BT 201702 ECONOMY 01
The China Academy of Social Sciences GDP forecast suggests 6.5% will be the new normal for GDP growth in the first and second quarters while 6.4% growth for the third and fourth quarters should be expected. They indicated this to be the case because of increased capital outflows in conjunction with a depreciated yuan and questionable exports and imports data. Nonetheless, the China Academy of Social Sciences also indicated that retail sales will increase by 9.5% in addition to a rise in fixed asset investment which they predict will likely increase by 8.9%.

Additionally, other indices of economic data point to wellness in the Chinese economy. The economic transition will continue to be rocky, especially in the wake of an extremely strong US dollar which is having a negative impact on consumption-based economies, the economic model in which China is hoping to diversify away from exports. Furthermore, December saw the strength of the US dollar rise substantially against virtually all major global currencies. The strong dollar is negative for emerging markets like China because of the fact that the cost of servicing the vast amount of debt, much of which is denominated in US dollars. Because of this, the Chinese government will have to come up with more money to pay back their debt since the interest costs more.

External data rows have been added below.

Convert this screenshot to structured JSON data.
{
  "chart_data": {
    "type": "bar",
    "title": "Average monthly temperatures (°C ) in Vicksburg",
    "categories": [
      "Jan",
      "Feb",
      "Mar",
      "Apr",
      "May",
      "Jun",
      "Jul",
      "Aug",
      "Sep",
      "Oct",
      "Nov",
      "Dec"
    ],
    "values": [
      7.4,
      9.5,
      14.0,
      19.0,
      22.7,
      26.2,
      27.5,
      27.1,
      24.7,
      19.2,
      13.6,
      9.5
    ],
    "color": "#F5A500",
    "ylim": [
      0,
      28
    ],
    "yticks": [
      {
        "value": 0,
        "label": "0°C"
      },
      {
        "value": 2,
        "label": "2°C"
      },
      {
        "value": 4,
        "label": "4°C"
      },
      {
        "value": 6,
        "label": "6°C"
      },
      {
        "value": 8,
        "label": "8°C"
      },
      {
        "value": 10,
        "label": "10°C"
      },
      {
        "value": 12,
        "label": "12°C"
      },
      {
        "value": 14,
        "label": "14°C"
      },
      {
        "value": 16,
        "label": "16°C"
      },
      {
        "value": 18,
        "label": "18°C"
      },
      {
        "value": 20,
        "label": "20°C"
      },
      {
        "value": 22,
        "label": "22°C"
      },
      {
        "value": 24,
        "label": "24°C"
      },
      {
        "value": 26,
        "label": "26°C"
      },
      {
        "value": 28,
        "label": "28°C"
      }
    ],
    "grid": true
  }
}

This is a strong trend underlined in December that may only intensify in January as President-elect Trump becomes President Trump and the prospects surrounding higher stimulus, lower taxes, and an overall stronger US economy could become a reality. Overall, while the Chinese economy is signaling improvement in its fundamental data figures, there is still much uncertainty out there over the future of the economy in 2017 as a new US president who, along with much of his administration, is quite hostile towards China. It is still yet to be determined how this fundamentally important relationship will impact monthly data figures, but we will continue to report upon these numbers to help give a more precise picture of what is going on in the Chinese economy.